Function of Singulair
Singulair is used for the relief of the symptoms that are associated with asthma and allergies. Singulair contains medicine that blocks leukotrienes. Leukotrienes are molecules that your body produces in response to allergens such as pollen. This chemical causes your lungs to swell and tightens your airways, thus causing breathing problems for people who have asthma.
Singulair Forms and Uses
Singulair alleviates any breathing problems by people having continuing allergy symptoms for a year and having asthma due to heavy exercise. Singulair is available in two tablets of two strengths. Doctors generally advise chewable tablets for children ages 2 and up. Regular day-to-day basis use makes this drug more effective.
Length of Time Before Singulair Works
As with many medications and drugs, Singulair works differently from person to person. The effects of Singulair relieving any asthma symptoms can be noticed in a few days or a few weeks. If you have not noticed any of the effects of Singulair in more than a month, speak to your doctor or allergist.

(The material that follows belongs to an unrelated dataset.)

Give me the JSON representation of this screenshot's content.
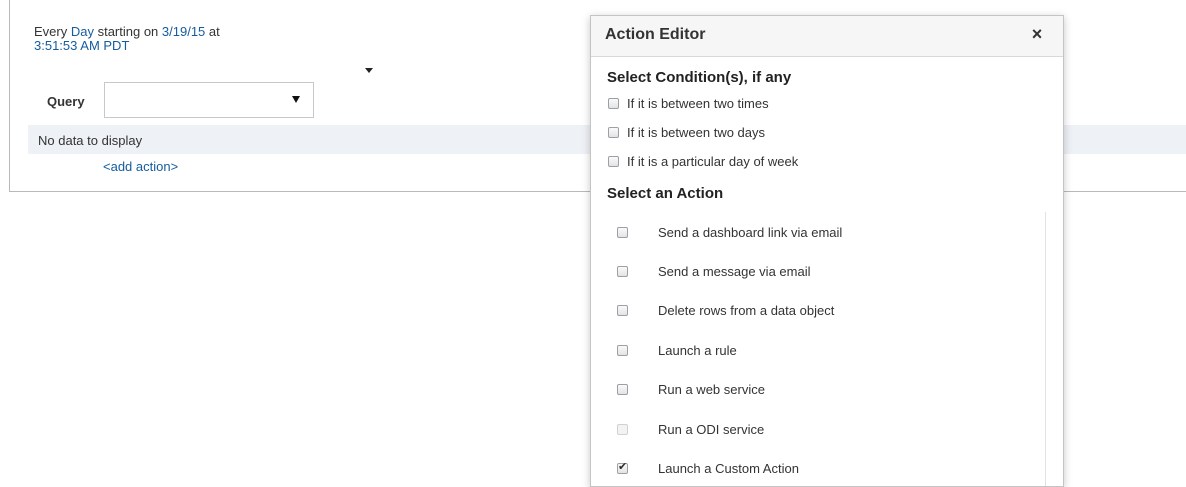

In order for the drug to work properly, doctors advise you to take Singulair at the same time every day. Let your doctor know at once if you notice extremely doubtful serious side effects such as changes in mood and in thoughts. Also, Singulair works in the long term, helping your body breathe easier, and is not an instantaneous remedy for an asthma attack.
Side Effects of Singulair
Common side effects of Singulair are cough, stomach pain and headaches. Side effects in children are sore throat, fever and sometimes diarrhea. Most patients can tolerate the medicines pretty well. On its website, Singulair.com, Singulair lists side effects warnings as weakness, upset stomach, diarrhea, heartburn, cough, headache, unsettled stomach, queasiness, difficulty sleeping, and sometimes pain in the mouth.